Honiara : 10 May 2017
Letter to the Editor, Island Sun and Solomon Star Newspapers.
According to Vaeno Vigulu, the Permanent Secretary of Forestry and Research, the forests in the Solomon Islands have been logged to an unsustainable level.
Mr Vigulu, speaking with the SIBC, said the country’s forests had suffered to massive harvests.
He added, “But it’s what the people want. Across the country, they want to harvest their trees so they harvest them.”
“What we try to do is to regulate this industry under the current forest act and our regulations so that we can try to minimise the destruction to our forests which will allow the re-growth of our local species so that we can harvest them back in the next 10 to 15 years.”
The SIBC, news item from which I will quote, further reported.
“Last year, the logging industry collected its biggest revenue of all time of more than $SBD500 million dollars.
“But it came at a huge price. Reports of huge detrimental environmental impacts, such as soil degradation, reduced river flows and impact on forest animals are well-known and widespread.
“In March, the Ministry of Forestry stopped issuing licenses to new logging companies, or non-members of the Solomon Forest Association.
“More than 100 logging companies are operating in the country and 77 of those companies were members of the SFA.”

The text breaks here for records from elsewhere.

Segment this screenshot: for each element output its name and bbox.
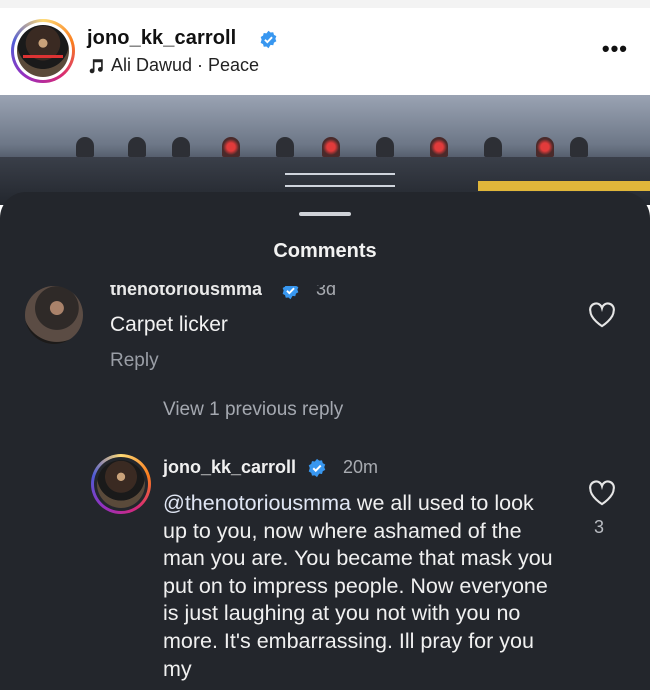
comment-username[interactable]: thenotoriousmma [110,285,262,300]
comment-timestamp: 3d [316,279,337,299]
video-background [0,95,650,205]
heart-icon[interactable] [588,302,616,328]
post-username[interactable]: jono_kk_carroll [87,27,236,50]
heart-icon[interactable] [588,480,616,506]
comments-sheet: Comments thenotoriousmma 3d Carpet licke… [0,192,650,690]
avatar-image [97,460,145,508]
reply-username[interactable]: jono_kk_carroll [163,457,296,478]
drag-handle[interactable] [299,212,351,216]
reply-button[interactable]: Reply [110,350,159,372]
post-header: jono_kk_carroll Ali Dawud · Peace ••• [0,0,650,95]
audio-track[interactable]: Ali Dawud · Peace [87,55,259,76]
avatar-image [17,25,69,77]
verified-badge-icon [260,30,277,49]
verified-badge-icon [308,458,326,478]
top-divider [0,0,650,8]
profile-avatar[interactable] [11,19,75,83]
like-count: 3 [594,517,605,537]
more-options-icon[interactable]: ••• [602,36,628,62]
mention-link[interactable]: @thenotoriousmma [163,491,351,515]
verified-badge-icon [281,281,300,300]
reply-body: we all used to look up to you, now where… [163,491,553,681]
reply-text: @thenotoriousmma we all used to look up … [163,490,558,683]
commenter-avatar[interactable] [25,286,83,344]
reply-timestamp: 20m [343,457,379,477]
audio-track-label: Ali Dawud · Peace [111,55,260,75]
comment-text: Carpet licker [110,313,228,336]
sheet-title: Comments [273,240,377,262]
music-note-icon [89,58,103,73]
reply-avatar[interactable] [91,454,151,514]
view-previous-replies[interactable]: View 1 previous reply [163,399,343,421]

To put into proper context what Mr Vigulu referred to as,“But it’s what the people want. Across the country, they want to harvest their trees so they harvest them,” I suggest one should read the excellent research paper written by Dr Tarcisius Tara Kabutaulaka entitled ‘Underlying Causes of Deforestation and Forest Degradation – Paths in the Jungle: Landowners, Deforestation and Forest Degradation in Solomon Islands.”
This document can be downloaded via the internet.
Dr Tara in his concluding piece to the research paper said.
“The logging industry in Solomon Islands demonstrates that landowners have significant authority to determine forestry outcomes. They could influence the fate of forest degradation and deforestation.
“However, they have been unable to do so because of a lack of power. This lack of power emanates from the fact that they do not have access to appropriate and much needed legal counselling, they do not have access to government forestry advice.
“Furthermore, many landowners have been motivated by the desire for income generation. They will continue to accept logging and, therefore, contribute to deforestation unless alternative means of income generation opportunities are provided.
"Landowner acceptance of logging is merely a pragmatic response to their changing needs and increasing influence of a cash economy.”
“One could conclude, therefore, that landowners currently contribute to the rate of deforestation.
“Furthermore, the concept of landowner is and should not be treated as homogenous.”
The challenge to the country is therefore clear, as I see it, and identified by Dr Tara.
Unless other sources of income generation are found landowners in particular will continue their pragmatic response to create money from havesting their trees then deforestation and forest degradation will worsen affecting the land and influencing climate change.
I would urge the SIG, while trying to further regulate the forestry industry, to give increased forestry advice to all landowners so they make the right decisions when considering whether or not to harvests their trees.